Овладев внешними укреплениями, вы найдете за ними внутренние укрепления; овладев этими укреплениями, вы найдете за ними баррикады; овладев баррикадами, вы, быть может (кто знает, что в минуту крайней опасности может подсказать людям патриотизм?), обнаружите заминированную сточную трубу, которая заставит взлететь на воздух целые кварталы. Вы готовите себе ужасную участь: овладевать Парижем камень за камнем, умерщвлять Европу на его площадях, шаг за шагом, на каждой улице, в каждом доме убивать Францию; погасить этот великий светоч можно, лишь погасив его в душе каждого парижанина. Остановитесь же!
Немцы, страшитесь Парижа! Остановитесь в раздумье у его стен. Он способен на любое преображение. Его изнеженность может внезапно обернуться силой; он казался спящим, он пробуждается; как шпагу, извлекает он из ножен идею, и этот город, который вчера был Сибарисом, может завтра стать Сарагосой.
Говорим ли мы все это для того, чтобы вас устрашить? Конечно, нет! Вас нельзя устрашить, немцы. Ваш Галгак противостоял Риму, а Кернер — Наполеону. Мы — народ «Марсельезы», а вы — народ «Закованных в броню сонетов» и «Клича шпаги». Вы — народ мыслителей, который при необходимости превращается в легион героев. Ваши солдаты достойны наших; наши солдаты — воплощение неколебимой храбрости, ваши — воплощение спокойной отваги.
Однако слушайте.
Ваши генералы хитры и искусны, наши начальники были бездарны; вы вели войну скорее с ловкостью, нежели со славой. Ваши генералы предпочитали величию выгоду, то было их право; вы захватили нас врасплох; вас было десять против одного; наши солдаты стоически встречали смерть от вашей руки, вы же предусмотрительно обеспечили себе все шансы на победу; таким образом, до сих пор в этой страшной войне Пруссия одерживала победы, но Франция стяжала себе славу.

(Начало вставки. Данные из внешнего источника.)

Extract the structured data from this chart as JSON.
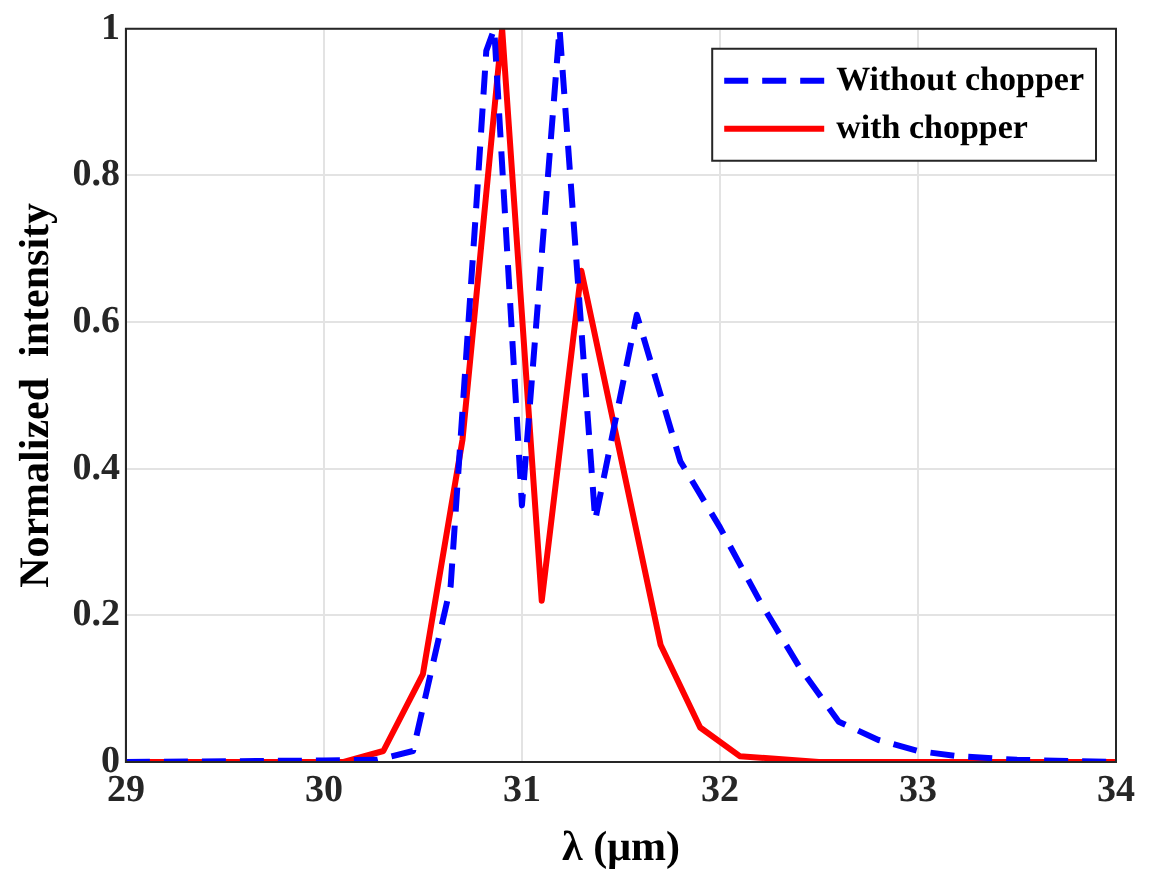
{
  "chart_data": {
    "type": "line",
    "xlabel": "λ (μm)",
    "ylabel": "Normalized  intensity",
    "xlim": [
      29,
      34
    ],
    "xticks": [
      29,
      30,
      31,
      32,
      33,
      34
    ],
    "ylim": [
      0,
      1
    ],
    "yticks": [
      0,
      0.2,
      0.4,
      0.6,
      0.8,
      1
    ],
    "grid": true,
    "legend": "top right",
    "marker": "none",
    "series": [
      {
        "name": "Without chopper",
        "color": "#0000ff",
        "line_style": "dashed",
        "x": [
          29,
          30,
          30.27,
          30.45,
          30.64,
          30.77,
          30.82,
          30.86,
          31.0,
          31.19,
          31.37,
          31.58,
          31.8,
          32.0,
          32.2,
          32.4,
          32.6,
          32.8,
          33.0,
          33.2,
          33.5,
          34
        ],
        "values": [
          0,
          0.002,
          0.003,
          0.015,
          0.24,
          0.76,
          0.97,
          1.0,
          0.35,
          1.0,
          0.33,
          0.61,
          0.41,
          0.32,
          0.22,
          0.13,
          0.055,
          0.03,
          0.015,
          0.008,
          0.003,
          0
        ]
      },
      {
        "name": "with chopper",
        "color": "#ff0000",
        "line_style": "solid",
        "x": [
          29,
          30.1,
          30.3,
          30.5,
          30.7,
          30.9,
          31.1,
          31.3,
          31.7,
          31.9,
          32.1,
          32.5,
          34
        ],
        "values": [
          0,
          0,
          0.015,
          0.12,
          0.44,
          1.0,
          0.22,
          0.67,
          0.16,
          0.047,
          0.008,
          0,
          0
        ]
      }
    ]
  }
}
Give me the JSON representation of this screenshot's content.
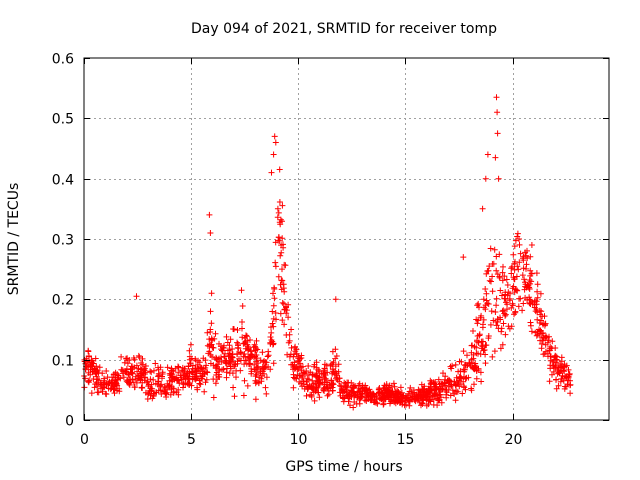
{
  "chart_data": {
    "type": "scatter",
    "title": "Day 094 of 2021, SRMTID for receiver tomp",
    "xlabel": "GPS time / hours",
    "ylabel": "SRMTID / TECUs",
    "xlim": [
      0,
      24.5
    ],
    "ylim": [
      0,
      0.6
    ],
    "xticks": [
      0,
      5,
      10,
      15,
      20
    ],
    "xtick_labels": [
      "0",
      "5",
      "10",
      "15",
      "20"
    ],
    "yticks": [
      0,
      0.1,
      0.2,
      0.3,
      0.4,
      0.5,
      0.6
    ],
    "ytick_labels": [
      "0",
      "0.1",
      "0.2",
      "0.3",
      "0.4",
      "0.5",
      "0.6"
    ],
    "grid": true,
    "marker": "+",
    "color": "#ff0000",
    "envelope": {
      "x": [
        0,
        0.5,
        1,
        1.5,
        2,
        2.5,
        3,
        3.5,
        4,
        4.5,
        5,
        5.5,
        5.9,
        6.2,
        6.6,
        7,
        7.4,
        7.8,
        8.2,
        8.6,
        8.85,
        9.0,
        9.15,
        9.4,
        9.7,
        10,
        10.5,
        11,
        11.5,
        11.75,
        12,
        12.5,
        13,
        13.5,
        14,
        14.5,
        15,
        15.5,
        16,
        16.5,
        17,
        17.5,
        17.8,
        18.2,
        18.6,
        18.9,
        19.1,
        19.3,
        19.5,
        19.7,
        20,
        20.3,
        20.6,
        21,
        21.3,
        21.7,
        22,
        22.3,
        22.7
      ],
      "y": [
        0.09,
        0.08,
        0.06,
        0.07,
        0.075,
        0.085,
        0.06,
        0.065,
        0.06,
        0.07,
        0.085,
        0.07,
        0.14,
        0.09,
        0.11,
        0.1,
        0.12,
        0.1,
        0.08,
        0.09,
        0.18,
        0.28,
        0.32,
        0.18,
        0.1,
        0.09,
        0.06,
        0.065,
        0.06,
        0.09,
        0.05,
        0.045,
        0.045,
        0.04,
        0.04,
        0.04,
        0.035,
        0.04,
        0.045,
        0.05,
        0.055,
        0.06,
        0.08,
        0.1,
        0.15,
        0.2,
        0.24,
        0.22,
        0.2,
        0.19,
        0.22,
        0.24,
        0.23,
        0.2,
        0.16,
        0.11,
        0.09,
        0.08,
        0.065
      ],
      "spread": [
        0.03,
        0.025,
        0.02,
        0.02,
        0.02,
        0.025,
        0.02,
        0.02,
        0.02,
        0.02,
        0.025,
        0.02,
        0.07,
        0.03,
        0.04,
        0.04,
        0.05,
        0.04,
        0.03,
        0.03,
        0.07,
        0.08,
        0.09,
        0.05,
        0.03,
        0.025,
        0.02,
        0.025,
        0.02,
        0.04,
        0.015,
        0.015,
        0.015,
        0.013,
        0.013,
        0.013,
        0.012,
        0.013,
        0.015,
        0.018,
        0.02,
        0.025,
        0.03,
        0.04,
        0.06,
        0.07,
        0.09,
        0.1,
        0.08,
        0.07,
        0.06,
        0.06,
        0.06,
        0.05,
        0.04,
        0.03,
        0.025,
        0.02,
        0.015
      ]
    },
    "peaks": [
      {
        "x": 2.45,
        "y": 0.205
      },
      {
        "x": 5.85,
        "y": 0.34
      },
      {
        "x": 5.9,
        "y": 0.31
      },
      {
        "x": 7.35,
        "y": 0.215
      },
      {
        "x": 8.9,
        "y": 0.47
      },
      {
        "x": 8.95,
        "y": 0.46
      },
      {
        "x": 8.85,
        "y": 0.44
      },
      {
        "x": 8.75,
        "y": 0.41
      },
      {
        "x": 9.05,
        "y": 0.35
      },
      {
        "x": 11.75,
        "y": 0.2
      },
      {
        "x": 17.7,
        "y": 0.27
      },
      {
        "x": 18.6,
        "y": 0.35
      },
      {
        "x": 18.75,
        "y": 0.4
      },
      {
        "x": 18.85,
        "y": 0.44
      },
      {
        "x": 19.25,
        "y": 0.535
      },
      {
        "x": 19.28,
        "y": 0.51
      },
      {
        "x": 19.3,
        "y": 0.475
      },
      {
        "x": 19.2,
        "y": 0.435
      },
      {
        "x": 19.35,
        "y": 0.4
      },
      {
        "x": 20.3,
        "y": 0.3
      },
      {
        "x": 20.9,
        "y": 0.29
      }
    ]
  }
}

Теперь (задумайтесь над этим!) вы рассчитываете нанести последний удар и, воспользовавшись тем, что почти вся наша великолепная армия, обманутая и проданная, ныне полегла на поле битвы, ринуться на Париж; вы, семьсот тысяч солдат, со всеми своими орудиями войны — митральезами, стальными пушками, ядрами Круппа, ружьями Дрейза, вашей бесчисленной кавалерией, вашей грозной артиллерией, — готовитесь обрушиться на триста тысяч граждан, стоящих на крепостных валах, на отцов, защищающих свои очаги, на город, полный дрожащих семей, где есть жены, сестры, матери и где в этот час я, обращающийся к вам, живу с двумя внуками, один из которых еще не отнят от материнской груди. И на этот город, неповинный в возникновении настоящей войны, на этот город, который не сделал вам ничего дурного, а, наоборот, дал вам частицу своего света, на Париж, одинокий, гордый и доведенный до отчаяния, вы обрушиваетесь, словно гигантская волна убийств и сражений! Вот какова будет ваша роль, доблестные люди, храбрые солдаты, прославленная армия благородной Германии! Подумайте же хорошенько!